EMPREGABILIDADE
Mercado de trabalho e deficiência: desafios e conquistas
O mercado de trabalho desperta cada vez mais para o potencial
dos trabalhadores com deficiência. Em 2001, havia no estado
de São Paulo apenas 601 pessoas com deficiência
trabalhando em 12 empresas. Em setembro de 2007 este número
saltou para 73.760 trabalhadores com deficiência. Existem
atualmente, no Estado, 9.842 empresas com mais de 100 funcionários.
Dessas, 5.743, o equivalente a cerca de 60%, de acordo com dados
da Delegacia Regional do Trabalho (DRT-SP), estão cumprindo
o que estabelece o artigo 93 da Lei 8.213, a lei da Previdência
Social, também conhecida como “Lei de cotas”.
Essas empresas com mais de 100 empregados são obrigadas
a preencher de 2% a 5% de seu quadro com pessoas com deficiência.

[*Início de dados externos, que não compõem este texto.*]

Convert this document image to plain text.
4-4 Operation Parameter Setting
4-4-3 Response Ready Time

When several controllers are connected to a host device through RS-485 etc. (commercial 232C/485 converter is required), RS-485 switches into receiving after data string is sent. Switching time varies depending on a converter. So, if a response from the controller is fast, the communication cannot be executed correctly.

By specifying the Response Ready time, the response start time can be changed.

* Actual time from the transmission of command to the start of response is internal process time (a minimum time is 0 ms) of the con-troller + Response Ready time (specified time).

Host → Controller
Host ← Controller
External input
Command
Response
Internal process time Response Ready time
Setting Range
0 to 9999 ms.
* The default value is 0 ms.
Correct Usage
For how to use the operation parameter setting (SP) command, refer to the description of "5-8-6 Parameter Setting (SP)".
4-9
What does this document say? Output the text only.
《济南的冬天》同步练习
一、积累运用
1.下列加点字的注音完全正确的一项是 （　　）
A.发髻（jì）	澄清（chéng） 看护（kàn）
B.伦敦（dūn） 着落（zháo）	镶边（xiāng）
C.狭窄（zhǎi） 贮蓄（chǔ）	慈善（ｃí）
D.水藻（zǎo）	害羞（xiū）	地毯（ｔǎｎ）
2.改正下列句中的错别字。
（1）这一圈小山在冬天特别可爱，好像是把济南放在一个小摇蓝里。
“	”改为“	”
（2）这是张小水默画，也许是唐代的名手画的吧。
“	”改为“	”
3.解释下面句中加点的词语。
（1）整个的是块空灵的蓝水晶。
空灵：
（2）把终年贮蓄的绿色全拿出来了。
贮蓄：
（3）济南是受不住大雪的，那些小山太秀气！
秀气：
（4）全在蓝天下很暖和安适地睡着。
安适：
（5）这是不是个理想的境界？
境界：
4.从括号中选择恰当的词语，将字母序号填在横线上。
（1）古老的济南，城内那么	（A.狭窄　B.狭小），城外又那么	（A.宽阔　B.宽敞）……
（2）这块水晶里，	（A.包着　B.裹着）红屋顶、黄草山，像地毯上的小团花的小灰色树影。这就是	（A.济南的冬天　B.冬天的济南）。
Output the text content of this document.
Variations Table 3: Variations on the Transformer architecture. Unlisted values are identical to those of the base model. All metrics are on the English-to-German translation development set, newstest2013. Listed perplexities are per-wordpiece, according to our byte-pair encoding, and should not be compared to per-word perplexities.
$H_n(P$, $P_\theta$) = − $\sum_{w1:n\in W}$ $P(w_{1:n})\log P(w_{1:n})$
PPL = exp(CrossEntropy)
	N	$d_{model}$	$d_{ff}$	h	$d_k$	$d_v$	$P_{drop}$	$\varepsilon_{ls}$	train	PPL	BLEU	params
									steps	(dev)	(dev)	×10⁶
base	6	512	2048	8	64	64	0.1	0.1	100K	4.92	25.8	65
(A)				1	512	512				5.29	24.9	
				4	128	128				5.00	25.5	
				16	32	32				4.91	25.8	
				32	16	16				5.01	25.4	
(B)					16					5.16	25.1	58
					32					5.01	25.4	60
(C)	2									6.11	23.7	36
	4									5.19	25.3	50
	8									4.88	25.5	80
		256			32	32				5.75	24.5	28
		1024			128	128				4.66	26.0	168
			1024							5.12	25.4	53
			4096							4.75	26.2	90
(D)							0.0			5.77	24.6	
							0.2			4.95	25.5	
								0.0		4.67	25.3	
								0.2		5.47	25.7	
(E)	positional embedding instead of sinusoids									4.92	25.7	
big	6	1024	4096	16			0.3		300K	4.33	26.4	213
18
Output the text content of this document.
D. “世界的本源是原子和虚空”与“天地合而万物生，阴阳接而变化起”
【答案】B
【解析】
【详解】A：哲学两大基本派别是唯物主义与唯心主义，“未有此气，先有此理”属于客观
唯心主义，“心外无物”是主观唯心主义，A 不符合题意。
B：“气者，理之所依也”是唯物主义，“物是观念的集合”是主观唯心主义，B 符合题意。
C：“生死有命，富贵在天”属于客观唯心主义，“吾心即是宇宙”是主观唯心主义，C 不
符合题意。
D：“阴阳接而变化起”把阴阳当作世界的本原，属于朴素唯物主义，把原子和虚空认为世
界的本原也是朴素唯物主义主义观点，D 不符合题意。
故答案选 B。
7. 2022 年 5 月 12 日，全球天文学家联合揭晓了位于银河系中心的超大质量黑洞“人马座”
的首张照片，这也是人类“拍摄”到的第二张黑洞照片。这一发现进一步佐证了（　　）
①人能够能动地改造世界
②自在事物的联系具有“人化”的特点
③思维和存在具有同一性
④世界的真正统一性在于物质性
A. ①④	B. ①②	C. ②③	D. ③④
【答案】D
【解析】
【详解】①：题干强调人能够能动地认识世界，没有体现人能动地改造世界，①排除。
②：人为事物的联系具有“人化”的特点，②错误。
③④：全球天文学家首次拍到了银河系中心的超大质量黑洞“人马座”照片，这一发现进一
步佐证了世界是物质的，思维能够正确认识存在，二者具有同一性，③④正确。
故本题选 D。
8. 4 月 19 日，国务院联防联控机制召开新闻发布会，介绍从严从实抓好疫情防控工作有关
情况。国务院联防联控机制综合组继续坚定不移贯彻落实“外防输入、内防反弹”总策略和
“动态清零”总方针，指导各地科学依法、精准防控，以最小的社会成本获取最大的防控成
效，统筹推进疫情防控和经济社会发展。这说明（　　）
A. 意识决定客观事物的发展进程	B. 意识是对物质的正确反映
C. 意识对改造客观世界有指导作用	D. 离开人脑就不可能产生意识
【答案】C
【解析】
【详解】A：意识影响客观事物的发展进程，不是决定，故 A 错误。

A lei data do ano de 1991, mas a regulamentação
das cotas só aconteceu oito anos depois, e os procedimentos
de fiscalização e multas por parte do Ministério
do Trabalho e Emprego (MTE) foram definidos apenas em janeiro
de 2001, quase dez anos depois da promulgação
da lei. Foi dessa forma que o artigo 93 ganhou status informal
de lei, ficando também conhecido como “Lei de Cotas”,
e sendo o principal responsável pelo crescimento exponencial
de trabalhadores com deficiência inseridos no mercado
de trabalho nos últimos anos.
Na avaliação de Lucíola Rodrigues Jaime,
atual Delegada Regional do Trabalho (DRT) de São Paulo,
o artigo 93 “é um artigo frio, portanto tivemos
que criar uma Lei de Cotas na prática, por meio de um
programa interinstitucional para a inclusão das pessoas
com deficiência”. Isso porque, segundo a delegada,
as empresas que queriam cumprir suas metas de inclusão
apresentavam muitas dúvidas, tais como: “aprendizes
com deficiência entram na lei de cotas?”, “e
os empregados afastados por invalidez ou doença?”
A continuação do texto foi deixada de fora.